The incident marks a new frontier in the culture war that has been raging on these shores for several years. The regressive social justice agenda which has spread via university campuses from the US to Britain is making its slimy way across to the European continent, where concepts like safe spaces, micro aggressions and hate incidents have so far not been part of the daily conversation. Danes should be wary. Denmark has a history of a common sense approach to political correctness and a tolerance for edgy humour. Like England, where the same was true but where that fight has largely been lost, the Danes have a lot to lose. But this particular event may actually benefit Denmark. When the lecturer played her victim card she happened to do it in a particularly ludicrous and unfounded way. Not only that; she also targeted a cherished part of Danish culture. It backfired. The still social justice unconscious Danish public and their political representatives were caught off guard, surprised at the notion that such innocuous century old lyrics could offend anyone – and they reacted how you a few years ago would have expected people to react: they laughed.
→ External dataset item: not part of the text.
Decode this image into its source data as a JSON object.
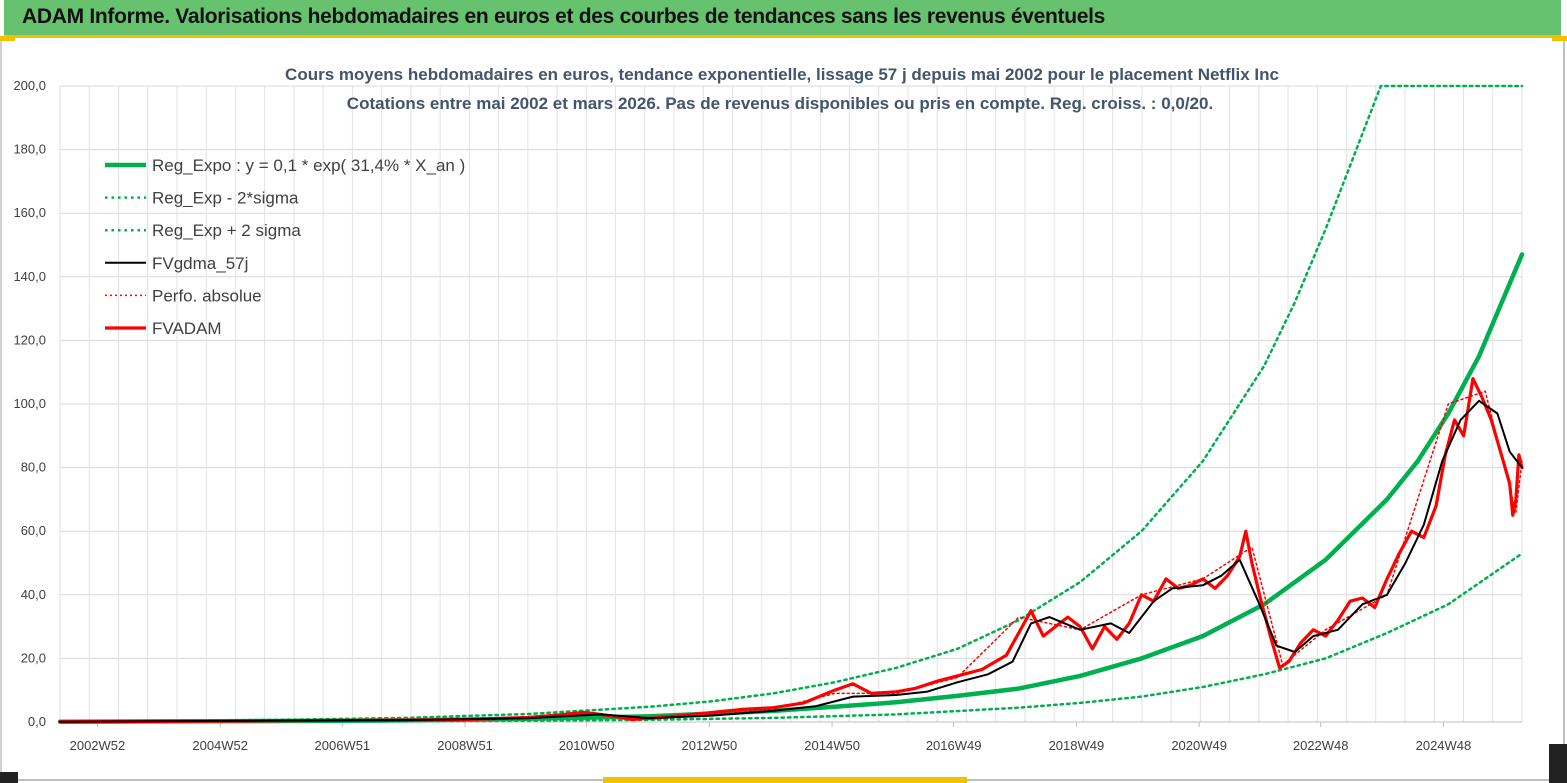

The hope is that this will help set a rational tone of debate when the SJWs gain their inevitable foothold on Danish shores and remind politicians that a noisy minority does not necessarily reflect the mood of a nation. Maybe the social justice warriors have already overplayed their hand and exposed themselves to the Danish public for the cultural fascists they really are.
For now at least, the Danes are not running scared. For now, common sense prevails. For now, the Danish song is still a young blond girl. Long may it continue.